Disons : « à beaucoup ; » et nous serons peut-être plus exact. Quoi qu’il en soit, Taine nous a bien montré là une différence essentielle entre l’art et la science.

Comment expliquer, dès lors, ces paroles de deux savans professeurs de l’Université de Paris, qui comptent parmi les plus illustres représentais de la mathématique en France et dans le monde ? Dans la notice qui sert de préface aux Œuvres de Galois, M. Emile Picard[1] a écrit : «… Au point de vue artistique, qui joue un rôle capital dans les mathématiques pures… » Et parmi les pages où M. Henry Poincaré[2] analysait l’œuvre du commandant Halphen, nous trouvons ces lignes : «… Le savant digne de ce nom, le géomètre surtout, éprouve en face de son œuvre la même impression que l’artiste ; sa jouissance est aussi grande et de même nature.

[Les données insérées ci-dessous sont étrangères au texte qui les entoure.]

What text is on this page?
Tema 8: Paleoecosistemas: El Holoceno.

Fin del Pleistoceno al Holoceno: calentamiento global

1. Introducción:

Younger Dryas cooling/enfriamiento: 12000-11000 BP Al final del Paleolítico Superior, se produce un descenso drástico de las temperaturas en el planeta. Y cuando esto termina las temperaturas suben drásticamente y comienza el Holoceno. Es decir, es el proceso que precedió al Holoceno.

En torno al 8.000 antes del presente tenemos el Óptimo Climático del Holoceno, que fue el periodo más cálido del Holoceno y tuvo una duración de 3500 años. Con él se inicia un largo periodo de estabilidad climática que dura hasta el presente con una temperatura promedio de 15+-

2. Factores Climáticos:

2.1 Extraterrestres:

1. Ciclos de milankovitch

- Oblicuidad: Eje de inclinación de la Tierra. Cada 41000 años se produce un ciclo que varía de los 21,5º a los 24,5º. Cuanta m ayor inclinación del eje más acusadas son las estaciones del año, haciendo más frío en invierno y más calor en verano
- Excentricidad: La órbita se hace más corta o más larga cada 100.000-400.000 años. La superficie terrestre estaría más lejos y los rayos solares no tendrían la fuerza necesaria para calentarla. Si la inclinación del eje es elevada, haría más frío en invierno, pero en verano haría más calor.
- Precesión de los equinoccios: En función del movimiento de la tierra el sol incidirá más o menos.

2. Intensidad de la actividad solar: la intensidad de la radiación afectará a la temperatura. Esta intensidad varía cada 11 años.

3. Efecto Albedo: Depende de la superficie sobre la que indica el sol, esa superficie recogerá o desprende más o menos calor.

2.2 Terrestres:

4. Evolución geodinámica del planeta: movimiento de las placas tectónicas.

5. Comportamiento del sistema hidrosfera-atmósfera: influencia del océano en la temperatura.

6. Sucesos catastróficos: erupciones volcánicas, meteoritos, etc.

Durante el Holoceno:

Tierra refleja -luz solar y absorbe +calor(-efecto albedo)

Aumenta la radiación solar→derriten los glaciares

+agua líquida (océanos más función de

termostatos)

Si je n’écrivais pas pour un public amoureux de la science, je n’oserais m’exprimer ainsi ; je redouterais l’incrédulité des profanes. Mais ici je puis dire toute ; ma pensée. Si nous travaillons, c’est moins pour obtenir ces résultats positifs, auxquels le vulgaire nous croit uniquement attachés, que pour ressentir cette émotion esthétique et la communiquer à ceux qui sont capables de l’éprouver. » C’est précisément afin de commenter cette pensée deux fois exprimée que nous avons tenté d’écrire cette simple étude, et bien que nous redoutions, nous aussi, l’incrédulité des profanes.

  1. Œuvres mathématiques d’Evariste Galois, 1897.
  2. Journal de l’École polytechnique, 1890.